A phone call is a small thing, so now let\'s go cosmic. Isn\'t the whole world currently sitting an economics exam, based on a syllabus we all believe to be rubbish? Surely, this is one exam where no one will get an A-star.
Mainstream entertainment brings no relief. On the contrary, everywhere you look, there are hyped-up, competitive, real(ish) people being feverishly examined. You just can\'t keep candidates off our screens. (Write your name at the top of the paper. Or if you think you have the X-Factor, just put an X.) It\'s as if these candidates are sitting one vast, conflated exam: they\'re all in a hellish kitchen in a multicoloured house in the jungle, eating giant ants – or is it decs? – in the hope Simon Cowell and his fellow examiners will give them a job as an apprentice chef in Sir Alan Sugar\'s production of Oliver!

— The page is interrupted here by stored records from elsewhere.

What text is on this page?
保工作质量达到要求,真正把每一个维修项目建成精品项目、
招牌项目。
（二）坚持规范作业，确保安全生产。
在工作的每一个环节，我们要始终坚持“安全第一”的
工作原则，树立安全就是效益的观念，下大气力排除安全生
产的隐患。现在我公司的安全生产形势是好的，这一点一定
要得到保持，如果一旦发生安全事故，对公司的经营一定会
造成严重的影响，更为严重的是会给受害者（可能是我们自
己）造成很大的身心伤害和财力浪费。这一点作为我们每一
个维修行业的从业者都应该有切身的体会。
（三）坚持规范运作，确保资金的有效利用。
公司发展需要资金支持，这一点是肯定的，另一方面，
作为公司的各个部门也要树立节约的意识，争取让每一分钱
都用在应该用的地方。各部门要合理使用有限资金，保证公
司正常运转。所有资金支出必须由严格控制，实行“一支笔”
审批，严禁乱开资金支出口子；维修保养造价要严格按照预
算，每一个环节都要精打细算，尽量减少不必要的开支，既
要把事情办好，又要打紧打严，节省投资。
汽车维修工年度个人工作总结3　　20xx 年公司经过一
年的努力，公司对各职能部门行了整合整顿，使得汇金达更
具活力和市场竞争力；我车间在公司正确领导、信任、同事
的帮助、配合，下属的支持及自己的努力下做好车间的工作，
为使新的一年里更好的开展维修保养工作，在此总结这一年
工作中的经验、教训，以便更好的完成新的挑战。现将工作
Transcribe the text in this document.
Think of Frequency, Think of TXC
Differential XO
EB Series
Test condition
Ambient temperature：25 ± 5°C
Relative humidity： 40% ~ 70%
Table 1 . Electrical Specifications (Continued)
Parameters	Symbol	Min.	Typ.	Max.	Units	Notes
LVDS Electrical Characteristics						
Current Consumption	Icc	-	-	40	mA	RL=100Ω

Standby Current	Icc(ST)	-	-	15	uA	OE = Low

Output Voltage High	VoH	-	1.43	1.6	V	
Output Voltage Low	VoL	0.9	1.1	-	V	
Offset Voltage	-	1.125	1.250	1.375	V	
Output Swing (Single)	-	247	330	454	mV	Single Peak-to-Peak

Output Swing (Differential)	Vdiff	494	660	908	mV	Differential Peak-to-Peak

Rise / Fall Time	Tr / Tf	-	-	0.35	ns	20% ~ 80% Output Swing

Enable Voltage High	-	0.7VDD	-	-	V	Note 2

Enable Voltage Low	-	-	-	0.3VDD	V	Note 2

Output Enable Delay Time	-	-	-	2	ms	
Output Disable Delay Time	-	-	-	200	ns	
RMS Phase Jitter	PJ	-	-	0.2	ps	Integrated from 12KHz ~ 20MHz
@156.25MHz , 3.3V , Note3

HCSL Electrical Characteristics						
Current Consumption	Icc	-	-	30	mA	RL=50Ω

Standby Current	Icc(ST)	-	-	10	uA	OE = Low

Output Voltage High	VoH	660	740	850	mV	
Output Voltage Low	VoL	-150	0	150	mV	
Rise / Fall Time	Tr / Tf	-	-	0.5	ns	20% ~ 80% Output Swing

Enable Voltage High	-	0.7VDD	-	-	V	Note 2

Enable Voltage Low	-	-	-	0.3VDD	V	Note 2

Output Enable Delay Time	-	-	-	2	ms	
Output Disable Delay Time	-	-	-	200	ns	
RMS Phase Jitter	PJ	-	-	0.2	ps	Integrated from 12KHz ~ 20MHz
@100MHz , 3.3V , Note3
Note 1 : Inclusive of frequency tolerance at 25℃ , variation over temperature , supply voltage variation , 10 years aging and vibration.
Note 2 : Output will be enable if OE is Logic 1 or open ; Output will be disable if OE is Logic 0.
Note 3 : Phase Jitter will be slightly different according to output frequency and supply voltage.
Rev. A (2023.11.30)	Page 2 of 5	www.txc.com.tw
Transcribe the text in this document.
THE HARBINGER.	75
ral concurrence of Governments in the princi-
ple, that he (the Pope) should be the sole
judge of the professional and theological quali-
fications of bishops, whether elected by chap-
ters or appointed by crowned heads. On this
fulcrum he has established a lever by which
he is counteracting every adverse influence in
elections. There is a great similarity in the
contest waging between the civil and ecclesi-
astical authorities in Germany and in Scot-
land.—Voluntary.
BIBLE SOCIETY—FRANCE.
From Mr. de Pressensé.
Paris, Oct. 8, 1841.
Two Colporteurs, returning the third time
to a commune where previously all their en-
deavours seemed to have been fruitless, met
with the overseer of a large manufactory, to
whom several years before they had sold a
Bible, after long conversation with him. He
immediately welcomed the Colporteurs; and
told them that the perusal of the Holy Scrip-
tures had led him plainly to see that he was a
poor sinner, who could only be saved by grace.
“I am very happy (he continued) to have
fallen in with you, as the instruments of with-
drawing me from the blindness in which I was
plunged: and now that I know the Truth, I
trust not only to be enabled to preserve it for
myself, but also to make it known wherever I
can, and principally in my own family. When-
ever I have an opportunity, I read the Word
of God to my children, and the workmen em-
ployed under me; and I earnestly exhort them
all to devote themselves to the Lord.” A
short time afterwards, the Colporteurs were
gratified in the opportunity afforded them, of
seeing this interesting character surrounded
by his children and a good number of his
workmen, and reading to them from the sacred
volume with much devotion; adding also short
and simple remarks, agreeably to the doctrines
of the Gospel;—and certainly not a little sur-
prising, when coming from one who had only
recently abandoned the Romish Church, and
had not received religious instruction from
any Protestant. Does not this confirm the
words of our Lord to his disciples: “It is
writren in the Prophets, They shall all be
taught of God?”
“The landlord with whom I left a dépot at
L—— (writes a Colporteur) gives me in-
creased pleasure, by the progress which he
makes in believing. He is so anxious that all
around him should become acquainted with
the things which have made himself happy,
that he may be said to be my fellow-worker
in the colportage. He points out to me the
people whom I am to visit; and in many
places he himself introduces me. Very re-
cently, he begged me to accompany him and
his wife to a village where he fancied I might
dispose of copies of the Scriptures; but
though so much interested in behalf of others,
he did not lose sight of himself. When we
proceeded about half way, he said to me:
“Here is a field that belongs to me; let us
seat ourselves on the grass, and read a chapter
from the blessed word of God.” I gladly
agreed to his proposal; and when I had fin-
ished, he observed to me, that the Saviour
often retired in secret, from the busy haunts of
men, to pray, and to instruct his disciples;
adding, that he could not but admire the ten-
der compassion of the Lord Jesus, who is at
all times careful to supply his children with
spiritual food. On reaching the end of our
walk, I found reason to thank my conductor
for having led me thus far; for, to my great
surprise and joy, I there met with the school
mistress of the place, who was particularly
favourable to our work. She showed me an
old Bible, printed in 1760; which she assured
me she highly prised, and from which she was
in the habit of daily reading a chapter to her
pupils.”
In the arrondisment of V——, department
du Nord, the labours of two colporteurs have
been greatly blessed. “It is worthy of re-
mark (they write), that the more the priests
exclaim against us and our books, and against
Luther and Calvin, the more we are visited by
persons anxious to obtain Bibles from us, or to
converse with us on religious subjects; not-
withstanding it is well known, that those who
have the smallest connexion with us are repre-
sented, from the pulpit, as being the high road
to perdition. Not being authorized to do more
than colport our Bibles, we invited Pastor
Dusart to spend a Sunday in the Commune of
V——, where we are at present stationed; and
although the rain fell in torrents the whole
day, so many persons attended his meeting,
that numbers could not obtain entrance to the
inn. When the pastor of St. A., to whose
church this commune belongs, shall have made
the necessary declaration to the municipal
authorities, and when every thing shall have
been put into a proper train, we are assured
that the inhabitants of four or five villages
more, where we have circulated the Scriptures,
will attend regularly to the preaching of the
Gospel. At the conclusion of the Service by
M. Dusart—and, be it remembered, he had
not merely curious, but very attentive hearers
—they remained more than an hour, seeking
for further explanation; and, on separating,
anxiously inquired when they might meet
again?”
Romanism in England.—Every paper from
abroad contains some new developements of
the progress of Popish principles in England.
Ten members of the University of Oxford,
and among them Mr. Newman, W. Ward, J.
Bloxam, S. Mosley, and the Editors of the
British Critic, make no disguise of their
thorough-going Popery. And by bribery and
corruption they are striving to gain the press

Of all these examinations as entertainment, the cruellest but most brilliantly accurate is Who Wants to Be a Millionaire? "Is that your final answer?" asks Chris Tarrant. Instantly, we\'re back in that desk-filled room. Isn\'t that what we say to ourselves every time we answer a question? We sink into a mire of self-doubt. Is that it? Is that the best you can do? Are those really the origins of the first world war? Which one was the first, anyway? Was that the one with Hitler? On the screen, Tarrant pauses. And pauses. How long is he going to make us wait before he says if the answer is right? And still he pauses. If you take GCSEs, you wait weeks to find out the results. If you watch Who Wants to Be a Millionaire?, you wait weeks. That\'s how it feels.
Damn it, those pauses seem longer than the first world war. Britain\'s got talent, all right: a talent for creating television programmes that are like exam hell.
One day, it will all be over. The life exam, that is. The American expression for dying captures it to a T. In the states, you don\'t pass away, you "pass". That\'s the one. I don\'t want to be a star, or even get an A-star. I just want to pass.